La mort d’un rhinocéros en Namibie fait craindre une propagation du braconnage

Publié le : Last updated:

La mort d'un rhinocéros en Namibie fait craindre une propagation du braconnage

Un rhinocéros noir en Afrique du Sud © AFP/Archives Stephane de Sakutin

WINDHOEK – (AFP) – La mort d’un rhinocéros noir, tué pour ses cornes en Namibie, fait craindre que le braconnage endémique en Afrique du Sud ne traverse la frontière.

« Des membres de l’ONG Save the Rhino Trust ont retrouvé le cadavre d’un rhinocéros noir femelle dont les cornes avaient été retirées », a déclaré jeudi à l’AFP un responsable du ministère namibien du Tourisme et de l’Environnement. « Un homme a déjà été arrêté et les deux cornes de rhinocéros ont été retrouvées et confisquées. »

L’ONG namibienne Save the Rhino Trust a découvert la dépouille d’un rhinocéros dimanche dans la région reculée du Damaraland, à quelque 600 km au nord-ouest de la capitale Windkoek.

La femelle se trouvait avec son petit, qui « malheureusement n’a pas pu être sauvé.

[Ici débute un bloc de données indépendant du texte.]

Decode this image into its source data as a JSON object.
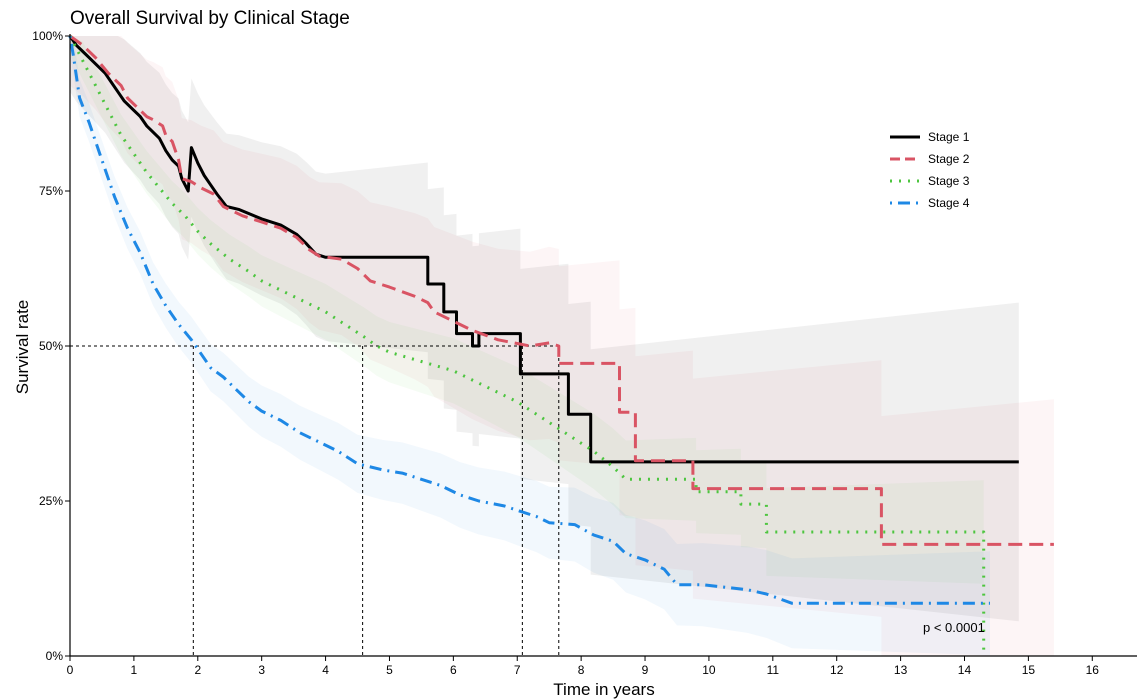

Il était trop faible et est décédé », a ajouté le responsable. Les petits des rhinocéros restent aux côtés de leur mère même quand celle-ci est tuée.

La protection des pachydermes est pourtant efficace en Namibie, où aucun incident de braconnage n’avait été rapporté depuis plusieurs années.

Pendant les années 1980, le braconnage était largement répandu dans le nord-ouest du pays, mais après l’indépendance en 1990, les autorités ont maîtrisé le phénomène et la population de rhinocéros a augmenté. Le pays compte aujourd’hui plus de 2.000 rhinos.

Ce crime fait craindre une propagation à la Namibie du braconnage qui atteint des proportions inquiétantes en Afrique du Sud où au moins 633 rhinocéros ont été abattus depuis le 1er janvier 2012.

Le massacre des rhinos alimente le marché clandestin de poudre de corne, achetée à prix d’or en Asie –essentiellement au Vietnam– pour alimenter la pharmacopée traditionnelle. On prête à la corne différentes vertus curatives, que la médecine n’a jamais pu démontrer, cet étrange appendice nasal étant composé de kératine, la même matière que les ongles humains.